(no subject)

Jun 05, 2005 16:49

In response to Tina's question, I am nowhere. Stuck in a little pocket of time, wishing I could just turn it all back and not have to face any decisions I may have to make in the next week. I just have that Buffy song in my head, not the positives, no not them, but the question that remains ever present in my head is 'where do we go from here?' ...

I suppose I should start from the beginning. This hasn't been a pleasant couple of weeks for me, so if you're not in for my ranting, don't read on. Firstly, Geoff and I had a falling out. And I say falling out, because I can't be bothered going into details. They split, we were set to move out, and things were not going so well. But they decided to get back together, which I suppose is a good thing for them. Anyway, that just put a lot of stresson myself, and I, apparently most selfishly, turned to the person who should always be on my side, even when I'm wrong. However, he was not, and I am a childish brat. Sunday night, we got to talking about the future, and he asked me, hypothetically, where I would like to be this time next year. The first thing that shot to my head was with him, though I know it won't be possible quite that early. Thus he 'made his choice' and broke up with me. Dumped me. Dropped me. On AIM. I was so incredibly angry. How did he dare do that to me. After all I had invested into this relationship. It had followed a talk on us bettering our relationship, in which I had told him I was tired of being his holiday girlfriend, and that it was going to take a lot of work to make it possible. During which he pretty much told me he didn't have the time, nor the care to make it work. He had told me that he was tired of huring me, and he couldn't do it anymore. He couldn't make me choose between him and my family. But to the break up, he wouldn't answer my calls, wouldn't face me.

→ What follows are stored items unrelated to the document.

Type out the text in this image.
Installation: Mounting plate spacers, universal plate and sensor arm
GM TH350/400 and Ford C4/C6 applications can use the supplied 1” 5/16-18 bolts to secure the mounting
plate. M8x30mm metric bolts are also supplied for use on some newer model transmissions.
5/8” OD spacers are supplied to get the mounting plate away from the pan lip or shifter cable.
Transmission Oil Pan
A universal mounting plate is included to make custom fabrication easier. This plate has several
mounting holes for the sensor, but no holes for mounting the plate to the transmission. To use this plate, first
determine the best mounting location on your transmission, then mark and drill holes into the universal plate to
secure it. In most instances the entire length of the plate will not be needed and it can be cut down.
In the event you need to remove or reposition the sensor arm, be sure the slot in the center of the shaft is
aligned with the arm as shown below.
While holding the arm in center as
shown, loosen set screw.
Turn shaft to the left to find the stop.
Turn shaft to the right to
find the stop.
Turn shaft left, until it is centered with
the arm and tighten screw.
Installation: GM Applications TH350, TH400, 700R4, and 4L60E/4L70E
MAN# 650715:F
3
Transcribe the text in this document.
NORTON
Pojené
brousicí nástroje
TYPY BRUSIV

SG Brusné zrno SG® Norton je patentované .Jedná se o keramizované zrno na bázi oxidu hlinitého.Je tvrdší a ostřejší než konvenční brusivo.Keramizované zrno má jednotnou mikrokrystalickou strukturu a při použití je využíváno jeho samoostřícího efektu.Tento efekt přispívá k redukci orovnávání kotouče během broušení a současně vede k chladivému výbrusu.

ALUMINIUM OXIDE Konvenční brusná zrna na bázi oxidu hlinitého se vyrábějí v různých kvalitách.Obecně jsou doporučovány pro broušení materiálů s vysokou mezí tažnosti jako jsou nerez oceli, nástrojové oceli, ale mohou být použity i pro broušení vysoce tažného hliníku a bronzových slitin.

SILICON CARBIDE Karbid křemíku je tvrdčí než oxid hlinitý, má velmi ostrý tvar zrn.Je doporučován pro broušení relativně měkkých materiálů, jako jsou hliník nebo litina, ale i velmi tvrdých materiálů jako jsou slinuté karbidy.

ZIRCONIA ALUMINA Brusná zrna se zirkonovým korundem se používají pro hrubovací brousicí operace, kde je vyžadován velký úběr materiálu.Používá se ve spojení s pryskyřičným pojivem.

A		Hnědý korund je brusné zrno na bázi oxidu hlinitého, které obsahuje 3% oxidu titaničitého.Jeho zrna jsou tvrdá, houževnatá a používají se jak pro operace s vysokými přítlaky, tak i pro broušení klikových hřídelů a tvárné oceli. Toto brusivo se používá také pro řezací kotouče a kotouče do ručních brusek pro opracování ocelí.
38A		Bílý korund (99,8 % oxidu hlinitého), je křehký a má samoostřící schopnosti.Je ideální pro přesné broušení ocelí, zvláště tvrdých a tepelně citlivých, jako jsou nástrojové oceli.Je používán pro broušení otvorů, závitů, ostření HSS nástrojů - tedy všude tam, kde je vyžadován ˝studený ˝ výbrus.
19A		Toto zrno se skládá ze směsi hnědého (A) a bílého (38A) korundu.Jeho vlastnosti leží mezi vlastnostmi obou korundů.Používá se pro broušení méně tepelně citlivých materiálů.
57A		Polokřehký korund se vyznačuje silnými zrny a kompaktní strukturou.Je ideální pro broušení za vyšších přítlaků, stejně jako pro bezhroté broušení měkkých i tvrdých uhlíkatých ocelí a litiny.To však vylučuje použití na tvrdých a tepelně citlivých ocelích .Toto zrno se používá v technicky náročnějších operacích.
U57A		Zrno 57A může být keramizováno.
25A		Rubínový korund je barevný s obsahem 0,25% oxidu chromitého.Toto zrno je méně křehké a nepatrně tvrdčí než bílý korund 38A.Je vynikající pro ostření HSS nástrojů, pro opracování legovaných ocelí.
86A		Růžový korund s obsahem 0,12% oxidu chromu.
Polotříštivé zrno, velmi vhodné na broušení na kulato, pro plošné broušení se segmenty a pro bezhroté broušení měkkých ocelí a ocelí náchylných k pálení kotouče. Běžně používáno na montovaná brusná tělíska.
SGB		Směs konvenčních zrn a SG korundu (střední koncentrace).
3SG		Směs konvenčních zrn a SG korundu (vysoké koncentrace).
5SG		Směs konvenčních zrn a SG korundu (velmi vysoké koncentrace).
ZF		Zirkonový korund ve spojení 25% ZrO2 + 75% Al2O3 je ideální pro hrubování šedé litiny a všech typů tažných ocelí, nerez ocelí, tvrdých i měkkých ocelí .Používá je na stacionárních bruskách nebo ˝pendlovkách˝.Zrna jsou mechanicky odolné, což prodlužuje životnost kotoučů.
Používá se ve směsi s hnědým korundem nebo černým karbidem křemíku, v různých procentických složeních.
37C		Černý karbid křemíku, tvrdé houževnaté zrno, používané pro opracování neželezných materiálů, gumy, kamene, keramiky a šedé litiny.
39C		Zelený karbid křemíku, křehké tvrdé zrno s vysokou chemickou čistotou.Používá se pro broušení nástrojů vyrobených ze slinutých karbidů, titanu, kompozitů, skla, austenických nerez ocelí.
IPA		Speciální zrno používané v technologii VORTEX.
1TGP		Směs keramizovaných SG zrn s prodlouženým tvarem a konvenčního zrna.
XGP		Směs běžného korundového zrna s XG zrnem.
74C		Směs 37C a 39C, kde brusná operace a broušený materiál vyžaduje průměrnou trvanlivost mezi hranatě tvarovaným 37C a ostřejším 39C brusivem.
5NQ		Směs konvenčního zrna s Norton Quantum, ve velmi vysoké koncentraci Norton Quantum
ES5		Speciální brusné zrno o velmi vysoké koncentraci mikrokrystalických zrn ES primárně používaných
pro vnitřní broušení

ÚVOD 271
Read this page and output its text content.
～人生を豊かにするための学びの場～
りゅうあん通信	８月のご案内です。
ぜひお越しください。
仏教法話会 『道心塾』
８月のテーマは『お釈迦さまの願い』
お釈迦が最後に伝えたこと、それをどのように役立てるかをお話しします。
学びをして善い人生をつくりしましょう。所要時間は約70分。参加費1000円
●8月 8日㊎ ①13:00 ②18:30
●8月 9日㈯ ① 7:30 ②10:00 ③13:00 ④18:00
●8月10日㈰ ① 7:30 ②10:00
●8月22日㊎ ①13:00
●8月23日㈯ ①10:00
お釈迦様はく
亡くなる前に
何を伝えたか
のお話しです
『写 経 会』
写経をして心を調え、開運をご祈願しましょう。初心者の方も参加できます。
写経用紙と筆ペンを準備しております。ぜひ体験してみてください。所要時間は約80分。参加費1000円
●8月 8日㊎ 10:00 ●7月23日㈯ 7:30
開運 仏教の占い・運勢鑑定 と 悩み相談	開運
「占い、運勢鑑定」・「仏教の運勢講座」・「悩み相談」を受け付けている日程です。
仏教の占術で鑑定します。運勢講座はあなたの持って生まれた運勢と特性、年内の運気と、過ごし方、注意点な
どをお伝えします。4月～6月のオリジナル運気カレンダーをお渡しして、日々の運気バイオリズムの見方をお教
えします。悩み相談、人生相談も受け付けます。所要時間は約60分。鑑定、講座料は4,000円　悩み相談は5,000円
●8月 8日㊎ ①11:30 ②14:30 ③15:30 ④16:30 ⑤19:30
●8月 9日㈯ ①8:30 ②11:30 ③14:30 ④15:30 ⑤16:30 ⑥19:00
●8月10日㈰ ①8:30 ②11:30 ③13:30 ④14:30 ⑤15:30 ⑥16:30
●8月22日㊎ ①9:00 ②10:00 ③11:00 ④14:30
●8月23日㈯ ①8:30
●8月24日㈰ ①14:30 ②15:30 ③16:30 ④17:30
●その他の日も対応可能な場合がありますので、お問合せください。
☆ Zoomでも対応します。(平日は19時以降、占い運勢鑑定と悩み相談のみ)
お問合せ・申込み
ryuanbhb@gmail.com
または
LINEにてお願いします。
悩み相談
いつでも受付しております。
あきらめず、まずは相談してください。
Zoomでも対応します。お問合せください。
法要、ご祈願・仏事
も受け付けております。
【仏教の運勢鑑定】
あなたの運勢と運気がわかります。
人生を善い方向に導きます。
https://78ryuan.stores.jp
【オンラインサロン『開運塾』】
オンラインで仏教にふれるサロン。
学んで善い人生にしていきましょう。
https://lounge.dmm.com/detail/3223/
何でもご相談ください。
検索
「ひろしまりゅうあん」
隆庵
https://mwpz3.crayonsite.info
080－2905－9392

I disconnected, and ran sobbing to my mother. Now she's a brilliant woman, though I don't get along with her sometimes, and she's seen what's going on these past few months. He's been terribly unhappy, for various reasons which I shall not go into here, for they are his private issues. My mother immediately picked up the phone and called him, and eventually talked some sense into him. It seemed he couldn't deal with his own life at the time, and was tired of dragging me into it all. My mum bluntly told him that it wasn't a choice he was allowed to make for me. When they finished, the phone was handed over to me, and he apologised. He was crying, which was very sad, but so was I. He told me he loved me, and I guess I said the same back.

However, 7 days later, and I don't even feel like I exist anymore. My mum called him at work on the monday, and they talked for quite some time I understand, and I rang him on Monday night. He seemed a bit off, but I just thought he was still stressed from it. Since then, every time we've spoken has been online, which shits me to no end, and I have talked to him every time. The last time we spoke was on Thursday, in which he just dissapeared. I'm yet to get any assurance of love from him, which makes me strongly doubt this whole relationship, and wonder if he felt bullied into 'taking me back' by my mother. And I only say taking me back, because I can't think of another term.

But things just aren't changing. And looking back through old journal entries, it's been like this since the start. I put so much into this relationship. I give and I give and I give. What do I get in return? Nothing. I don't care about material things, I don't care about seeing him! Well, of course I do, because things are always so much better when we're together, but that's not what's important to me. In the words of Billy Flynn; "All I care about is love!" and I truly feel like that. However, I also feel like this relationship has none. At least, it doesn't go two ways. Everyone keeps telling me that they don't think we'll be together for very long, and that I'll outgrow him, but I don't want it to come to that. That's the easy way out, the escape. Relationships are supposed to take work, and he gives none, and it drives me insane. Am I not worth it? I'm not a rock, if you cut me, do I not bleed?

And unfortunately, I've resigned myself to the fact that he doesn't love me anymore. Or at least isn't willing to show it, accept it, prove it, and so I don't believe him. He's changed. I'll give you an example. He went from, two months ago, "I love your hair blodne, I love it long, please grow it, and if you don't like it, you can cut it again, just try it please?" To "It's your hair, do whatever you want." I know it's a minor example, but everything's like that now. He doesn't care. I'm not a part of his life.

But that's not what hurts me the most. It's the discovery inside myself, that even though I want this to work, and I love this man to death, I just can't see any answers, and I can't see how he's going to do anything to change it. As much as I love him, I can't be with him if I'm getting nothing in return. Yes, I'll hurt, I'll hurt for a long time, but I'll have to move on, because I just can't spend my life wondering, always wondering if he loves me. I shouldn't have to doubt it, should I? I'm just so tired of pain.